No synopsis can ever reveal Force Majeure's greatest strength, which is how frequently hilarious it is. From the opening scene, in which the family tries to position themselves as a perfect little collection of winter gear models in front of an unseen, exuberant photographer, Östlund frequently finds the most dizzingly funny possible angle on the rather severe material; it shouldn't be possible for a scene in which a married couple has a tear-filled fight in a hotel hallway, observed by a bored janitor, to be laugh-out-loud funny, but the bone-dry editing scheme and the detached compositions inside the hyper-sleek skiing lodge are ironic enough to make even the most sober and devastating moment feel sneakily sarcastic, laced with a black wit that turns the characters' distress against them a little bit. It stakes out a level of superiority over the couple - the craven Tomas, obviously, but even over Ebba, whose desire to just return to bourgeois comfort is something the film hardly respects her for - that makes the whole thing more of a caustic analysis of their relationship than a close and intimate exploration of how it feels, and this at least makes it rather different and more biting than most European marital dramas.

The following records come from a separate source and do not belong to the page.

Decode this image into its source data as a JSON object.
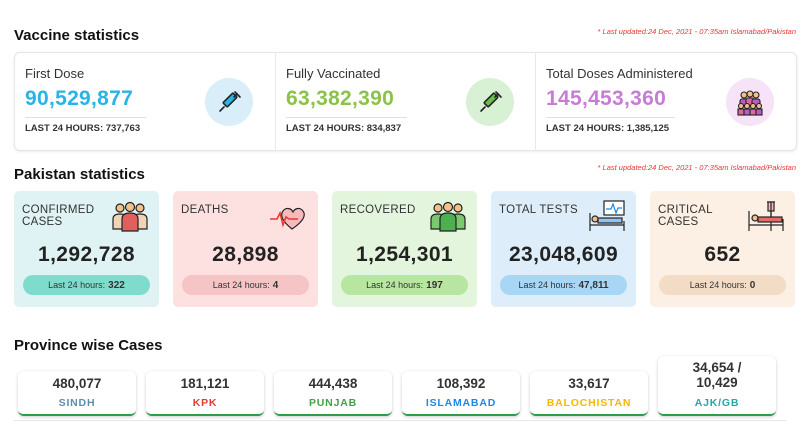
{
  "vaccine": {
    "title": "Vaccine statistics",
    "updated": "* Last updated:24 Dec, 2021 - 07:35am Islamabad/Pakistan",
    "items": [
      {
        "label": "First Dose",
        "value": "90,529,877",
        "last_label": "LAST 24 HOURS:",
        "last_value": "737,763",
        "color": "#29b3e6",
        "icon": "syringe-icon"
      },
      {
        "label": "Fully Vaccinated",
        "value": "63,382,390",
        "last_label": "LAST 24 HOURS:",
        "last_value": "834,837",
        "color": "#8bc34a",
        "icon": "syringe-icon"
      },
      {
        "label": "Total Doses Administered",
        "value": "145,453,360",
        "last_label": "LAST 24 HOURS:",
        "last_value": "1,385,125",
        "color": "#c77dd6",
        "icon": "crowd-icon"
      }
    ]
  },
  "pakistan": {
    "title": "Pakistan statistics",
    "updated": "* Last updated:24 Dec, 2021 - 07:35am Islamabad/Pakistan",
    "cards": [
      {
        "label": "Confirmed Cases",
        "value": "1,292,728",
        "last_label": "Last 24 hours:",
        "last_value": "322",
        "bg": "#dff3f4",
        "pill": "#7fdccd",
        "icon": "people-icon"
      },
      {
        "label": "Deaths",
        "value": "28,898",
        "last_label": "Last 24 hours:",
        "last_value": "4",
        "bg": "#fde1e1",
        "pill": "#f5c4c4",
        "icon": "heartbeat-icon"
      },
      {
        "label": "Recovered",
        "value": "1,254,301",
        "last_label": "Last 24 hours:",
        "last_value": "197",
        "bg": "#e3f5dc",
        "pill": "#b6e6a0",
        "icon": "people-icon"
      },
      {
        "label": "Total Tests",
        "value": "23,048,609",
        "last_label": "Last 24 hours:",
        "last_value": "47,811",
        "bg": "#ddeefa",
        "pill": "#a8d6f5",
        "icon": "hospital-bed-icon"
      },
      {
        "label": "Critical Cases",
        "value": "652",
        "last_label": "Last 24 hours:",
        "last_value": "0",
        "bg": "#fcefe3",
        "pill": "#f3dcc6",
        "icon": "iv-bed-icon"
      }
    ]
  },
  "province": {
    "title": "Province wise Cases",
    "cards": [
      {
        "value": "480,077",
        "name": "SINDH",
        "color": "#5d8fa8"
      },
      {
        "value": "181,121",
        "name": "KPK",
        "color": "#e53935"
      },
      {
        "value": "444,438",
        "name": "PUNJAB",
        "color": "#43a047"
      },
      {
        "value": "108,392",
        "name": "ISLAMABAD",
        "color": "#1e88e5"
      },
      {
        "value": "33,617",
        "name": "BALOCHISTAN",
        "color": "#f5b800"
      },
      {
        "value": "34,654 / 10,429",
        "name": "AJK/GB",
        "color": "#29a3a3"
      }
    ]
  }
}
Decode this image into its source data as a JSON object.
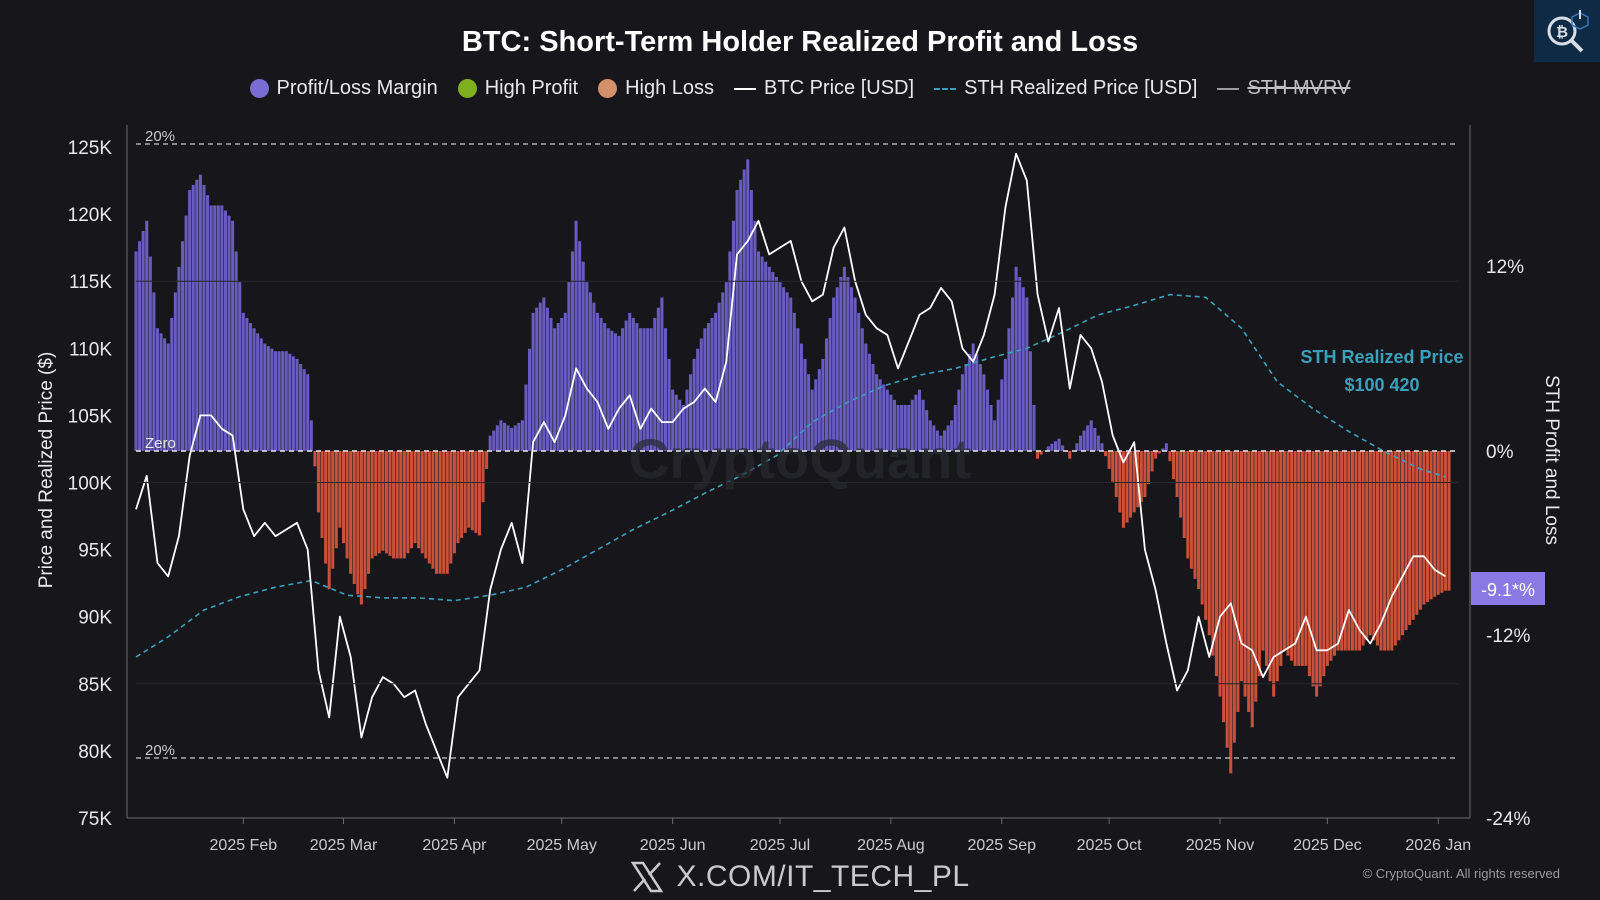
{
  "chart_data": {
    "type": "area",
    "title": "BTC: Short-Term Holder Realized Profit and Loss",
    "legend": [
      {
        "name": "Profit/Loss Margin",
        "marker": "dot",
        "color": "#7b6cd4",
        "struck": false
      },
      {
        "name": "High Profit",
        "marker": "dot",
        "color": "#7fae1f",
        "struck": false
      },
      {
        "name": "High Loss",
        "marker": "dot",
        "color": "#d4906a",
        "struck": false
      },
      {
        "name": "BTC Price [USD]",
        "marker": "line",
        "color": "#ffffff",
        "struck": false
      },
      {
        "name": "STH Realized Price [USD]",
        "marker": "dashed-line",
        "color": "#3aa0bd",
        "struck": false
      },
      {
        "name": "STH MVRV",
        "marker": "line",
        "color": "#9a9aa0",
        "struck": true
      }
    ],
    "ylabel_left": "Price and Realized Price ($)",
    "ylabel_right": "STH Profit and Loss",
    "left_axis": {
      "min": 75000,
      "max": 125000,
      "ticks": [
        "75K",
        "80K",
        "85K",
        "90K",
        "95K",
        "100K",
        "105K",
        "110K",
        "115K",
        "120K",
        "125K"
      ]
    },
    "right_axis": {
      "min": -24,
      "max": 20,
      "ticks": [
        "-24%",
        "-12%",
        "0%",
        "12%"
      ]
    },
    "x_labels": [
      "2025 Feb",
      "2025 Mar",
      "2025 Apr",
      "2025 May",
      "2025 Jun",
      "2025 Jul",
      "2025 Aug",
      "2025 Sep",
      "2025 Oct",
      "2025 Nov",
      "2025 Dec",
      "2026 Jan"
    ],
    "x_label_day": [
      31,
      59,
      90,
      120,
      151,
      181,
      212,
      243,
      273,
      304,
      334,
      365
    ],
    "day_range": [
      1,
      368
    ],
    "band_labels": {
      "top": "20%",
      "bottom": "20%",
      "zero": "Zero"
    },
    "annotations": {
      "sth_label_line1": "STH Realized Price",
      "sth_label_line2": "$100 420",
      "current_margin": "-9.1*%"
    },
    "btc_price": {
      "days": [
        1,
        4,
        7,
        10,
        13,
        16,
        19,
        22,
        25,
        28,
        31,
        34,
        37,
        40,
        43,
        46,
        49,
        52,
        55,
        58,
        61,
        64,
        67,
        70,
        73,
        76,
        79,
        82,
        85,
        88,
        91,
        94,
        97,
        100,
        103,
        106,
        109,
        112,
        115,
        118,
        121,
        124,
        127,
        130,
        133,
        136,
        139,
        142,
        145,
        148,
        151,
        154,
        157,
        160,
        163,
        166,
        169,
        172,
        175,
        178,
        181,
        184,
        187,
        190,
        193,
        196,
        199,
        202,
        205,
        208,
        211,
        214,
        217,
        220,
        223,
        226,
        229,
        232,
        235,
        238,
        241,
        244,
        247,
        250,
        253,
        256,
        259,
        262,
        265,
        268,
        271,
        274,
        277,
        280,
        283,
        286,
        289,
        292,
        295,
        298,
        301,
        304,
        307,
        310,
        313,
        316,
        319,
        322,
        325,
        328,
        331,
        334,
        337,
        340,
        343,
        346,
        349,
        352,
        355,
        358,
        361,
        364,
        367
      ],
      "values": [
        98000,
        100500,
        94000,
        93000,
        96000,
        102000,
        105000,
        105000,
        104000,
        103500,
        98000,
        96000,
        97000,
        96000,
        96500,
        97000,
        95000,
        86000,
        82500,
        90000,
        87000,
        81000,
        84000,
        85500,
        85000,
        84000,
        84500,
        82000,
        80000,
        78000,
        84000,
        85000,
        86000,
        92000,
        95000,
        97000,
        94000,
        103000,
        104500,
        103000,
        105000,
        108500,
        107000,
        106000,
        104000,
        105500,
        106500,
        104000,
        105500,
        104500,
        104500,
        105500,
        106000,
        107000,
        106000,
        109000,
        117000,
        118000,
        119500,
        117000,
        117500,
        118000,
        115000,
        113500,
        114000,
        117500,
        119000,
        115000,
        112500,
        111500,
        111000,
        108500,
        110500,
        112500,
        113000,
        114500,
        113500,
        110000,
        109000,
        111000,
        114000,
        120500,
        124500,
        122500,
        114000,
        110500,
        113000,
        107000,
        111000,
        110000,
        107500,
        103500,
        101500,
        103000,
        95000,
        92000,
        88000,
        84500,
        86000,
        90000,
        87000,
        90000,
        91000,
        88000,
        87500,
        85500,
        87000,
        87500,
        88000,
        90000,
        87500,
        87500,
        88000,
        90500,
        89000,
        88000,
        89500,
        91500,
        93000,
        94500,
        94500,
        93500,
        93000
      ],
      "comment": "approximate read from image; values estimated to nearest 500"
    },
    "sth_realized_price": {
      "days": [
        1,
        10,
        20,
        30,
        40,
        50,
        60,
        70,
        80,
        90,
        100,
        110,
        120,
        130,
        140,
        150,
        160,
        170,
        180,
        190,
        200,
        210,
        220,
        230,
        240,
        250,
        260,
        270,
        280,
        290,
        300,
        310,
        320,
        330,
        340,
        350,
        360,
        367
      ],
      "values": [
        87000,
        88500,
        90500,
        91500,
        92200,
        92700,
        91600,
        91400,
        91400,
        91200,
        91600,
        92200,
        93500,
        95000,
        96500,
        97800,
        99200,
        100500,
        102000,
        104500,
        106000,
        107200,
        108000,
        108500,
        109300,
        110000,
        111200,
        112500,
        113200,
        114000,
        113800,
        111500,
        107500,
        105500,
        103800,
        102300,
        101000,
        100420
      ]
    },
    "margin": {
      "days": [
        1,
        4,
        7,
        10,
        13,
        16,
        19,
        22,
        25,
        28,
        31,
        34,
        37,
        40,
        43,
        46,
        49,
        52,
        55,
        58,
        61,
        64,
        67,
        70,
        73,
        76,
        79,
        82,
        85,
        88,
        91,
        94,
        97,
        100,
        103,
        106,
        109,
        112,
        115,
        118,
        121,
        124,
        127,
        130,
        133,
        136,
        139,
        142,
        145,
        148,
        151,
        154,
        157,
        160,
        163,
        166,
        169,
        172,
        175,
        178,
        181,
        184,
        187,
        190,
        193,
        196,
        199,
        202,
        205,
        208,
        211,
        214,
        217,
        220,
        223,
        226,
        229,
        232,
        235,
        238,
        241,
        244,
        247,
        250,
        253,
        256,
        259,
        262,
        265,
        268,
        271,
        274,
        277,
        280,
        283,
        286,
        289,
        292,
        295,
        298,
        301,
        304,
        307,
        310,
        313,
        316,
        319,
        322,
        325,
        328,
        331,
        334,
        337,
        340,
        343,
        346,
        349,
        352,
        355,
        358,
        361,
        364,
        367
      ],
      "values": [
        13,
        15,
        8,
        7,
        12,
        17,
        18,
        16,
        16,
        15,
        9,
        8,
        7,
        6.5,
        6.5,
        6,
        5,
        -4,
        -9,
        -5,
        -8,
        -10,
        -7,
        -6.5,
        -7,
        -7,
        -6,
        -7,
        -8,
        -8,
        -6,
        -5,
        -5.5,
        1,
        2,
        1.5,
        2,
        9,
        10,
        8,
        9,
        15,
        11,
        9,
        8,
        7.5,
        9,
        8,
        8,
        10,
        4,
        3,
        6,
        8,
        9,
        11,
        17,
        19,
        13,
        12,
        11,
        10,
        7,
        4,
        6,
        10,
        12,
        10,
        7,
        5,
        4,
        3,
        3,
        4,
        2,
        1,
        2,
        5,
        7,
        5,
        2,
        6,
        12,
        10,
        -0.5,
        0.3,
        0.8,
        -0.5,
        1,
        2,
        0.5,
        -2,
        -5,
        -4,
        -3,
        -0.5,
        0.5,
        -3,
        -7,
        -9,
        -12,
        -16,
        -21,
        -15,
        -18,
        -13,
        -16,
        -13,
        -14,
        -14,
        -16,
        -14,
        -13,
        -13,
        -13,
        -12,
        -13,
        -13,
        -12,
        -11,
        -10,
        -9.5,
        -9.1
      ],
      "comment": "approximate read from image, in percent"
    }
  },
  "footer": {
    "watermark_handle": "X.COM/IT_TECH_PL",
    "copyright": "© CryptoQuant. All rights reserved"
  },
  "logo": {
    "text": "CryptoQuant"
  }
}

Meanwhile, it's spiked with a few moments of true magnificence: extreme wide shots of the ski resort at night as a remote neverland, something inscrutable and dangerously fragile; or a climactic sequence in a thick snowstorm, where shapes and muffled sound create a beautiful feeling of sustained caution and fear. And absolutely everything that happens between Hivju and Metelius is brilliant, sparkling awkward comedy that makes one long to know why these weren't our protagonists.

So with all that in its favor, why am I cool towards the film? The repetitiveness is a big thing: the same conflict keeps playing out with little or no variation, either in the stakes or in the way the actors approach it, and it frankly gets boring. The flopping last act is another: after one apparent ending that would have been horrifyingly unresolved but artistically sound, and one that would have been coolly ambivalent and just about perfect, the film plugs right on through to a weird, protracted sequence involving a bus, and it's the most aimless damn thing, making a hash of all the characters arcs to that point and attempting to randomly score one last "by the way, this guy is a bad father" point that's not connected to anything else. Even in its very best, the film isn't "special" - the "Euro-art about a tense marriage falling apart on vacation" genre is pretty well-established at this point, and Force Majeure has nothing on The Loneliest Planet, just to name the most obvious comparison - and its structural missteps don't help at all in compensating for that, no matter how terrific most of the acting is, or how beautiful individual shots of the mountains can be. It is, again, resolutely fine, but try as I might, I can't convince myself it's any better.